Through a lens darkly: magnified views of massive galaxy formation
|PhD ceremony:||Ms H.R. Stacey|
|When:||September 11, 2020|
|Supervisors:||prof. dr. J.P. (John) McKean, prof. dr. L.V.E. (Léon) Koopmans|
|Where:||Academy building RUG|
|Faculty:||Science and Engineering|
At the heart of massive galaxies, there is a supermassive black hole. Astronomers believe that the evolution of galaxies is linked to the growth of their supermassive black holes. To understand this connection, we need to investigate these galaxies in the very distant Universe, during their formation.

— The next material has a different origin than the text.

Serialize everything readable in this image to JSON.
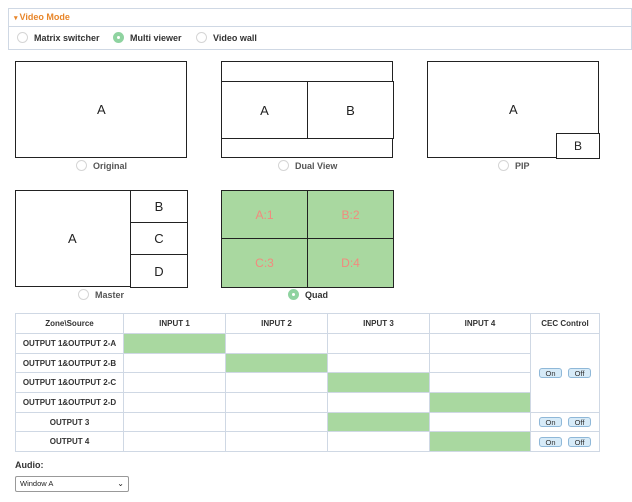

In my thesis, I investigated the properties of galaxies that contain supermassive black holes that are rapidly consuming matter and producing a huge amount of energy. I used a phenomenon called gravitational lensing, which magnifies these very distant galaxies so they can be seen in better detail. The first half of my thesis were surveys to understand how many stars are forming in these young galaxies. The second half of the thesis focuses on detailed studies at high resolution to measure the size and structure of the galaxies, including their stars and the Hydrogen gas that is available to make new stars. Overall, I found that the galaxies which have rapidly growing supermassive black holes are also very rapidly turning their Hydrogen gas into stars. This is in general agreement with predictions for how these massive galaxies form but provides new information that can be used to improve our understanding of galaxy formation.